Simon Kooke

Nederlands violist (1915–1996)

Simon Petrus Johannes Kooke (Rotterdam 13 augustus 1915's Hertogenbosch, 3 maart 1996) was een Nederlands violist.

Hij was zoon van Maria Aleijdis Tournier en Simon Petrus Johannes Kooke. Hijzelf was getrouwd met Francisca Victorina (Françoise) Troupin.

Hij kreeg zijn muziekopleiding in de jaren dertig aan het Rotterdams Conservatorium van Jos Holthaus. Ook Oskar Back was een docent van hem.[1]

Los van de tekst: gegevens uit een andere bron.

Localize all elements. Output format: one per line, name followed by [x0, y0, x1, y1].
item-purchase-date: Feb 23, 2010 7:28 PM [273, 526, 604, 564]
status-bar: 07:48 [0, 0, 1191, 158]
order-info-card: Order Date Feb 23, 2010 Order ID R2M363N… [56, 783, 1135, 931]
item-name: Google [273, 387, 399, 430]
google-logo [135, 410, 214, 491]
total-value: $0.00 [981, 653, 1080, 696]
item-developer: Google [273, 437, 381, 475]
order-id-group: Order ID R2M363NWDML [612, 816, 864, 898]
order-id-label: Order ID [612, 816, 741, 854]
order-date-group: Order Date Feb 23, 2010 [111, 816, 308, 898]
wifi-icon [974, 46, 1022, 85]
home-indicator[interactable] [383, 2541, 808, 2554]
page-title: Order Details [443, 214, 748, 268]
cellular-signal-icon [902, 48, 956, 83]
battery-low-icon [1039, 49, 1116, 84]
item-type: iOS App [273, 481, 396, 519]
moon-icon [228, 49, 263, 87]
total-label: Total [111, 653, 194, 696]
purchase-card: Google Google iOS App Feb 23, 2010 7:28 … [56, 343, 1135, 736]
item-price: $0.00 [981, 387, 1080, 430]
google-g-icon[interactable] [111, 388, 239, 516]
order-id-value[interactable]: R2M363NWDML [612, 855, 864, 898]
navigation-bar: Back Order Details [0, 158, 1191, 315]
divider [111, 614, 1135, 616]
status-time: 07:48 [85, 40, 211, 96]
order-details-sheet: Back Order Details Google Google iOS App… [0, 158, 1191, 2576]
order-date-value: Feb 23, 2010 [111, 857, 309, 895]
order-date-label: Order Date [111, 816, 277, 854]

Hij werd achtereenvolgend violist in het Rotterdams Philharmonisch Orkest en het Haarlemse Orkest Vereniging (2e concertmeester). Hij was tevens enige tijd violist bij de Nederlandse Kamer Opera toen hij op 1 september 1944 werd benoemd tot eerste concertmeester van de Arnhemsche Orkest Vereeniging.[2] Hij was opvolger van Jan Bleumers, die naar het Rotterdams Philharmonisch Orkest vertrok; Bleumers was weer de opvolger van Herman Krebbers. Hij zou de functie tussen 1945 en 1973 bekleden, behalve in de periode 1948-1954.[3] Met de komst van de nieuwe naam Het Gelders Orkest in 1949 stelde het orkest een nieuwe dirigent en concertmeester aan. Hertha Ellegiers bleef echter maar een korte periode, waarna Kooke weer de taak overnam. Kooke speelde in die tussenliggende jaren in het Brabants Orkest, waar ook de functie van concertmeester in het vooruitzicht lag. Eenmaal terug in Arnhem werd hij in 1970 hoofdleraar viool aan het Stedelijk Muzieklyceum Amsterdam, waarvoor hij ook in examencommissies zat.[4] In juni 1973 moest hij de functie in Arnhem vanwege gezondheidsperikelen neerleggen. Hij bleef tot zijn pensioen in 1980 lesgeven aan dat muzieklyceum en trok zich toen langzamerhand uit het muziekleven terug. Daarna gaf hij nog enkele jaren privéles.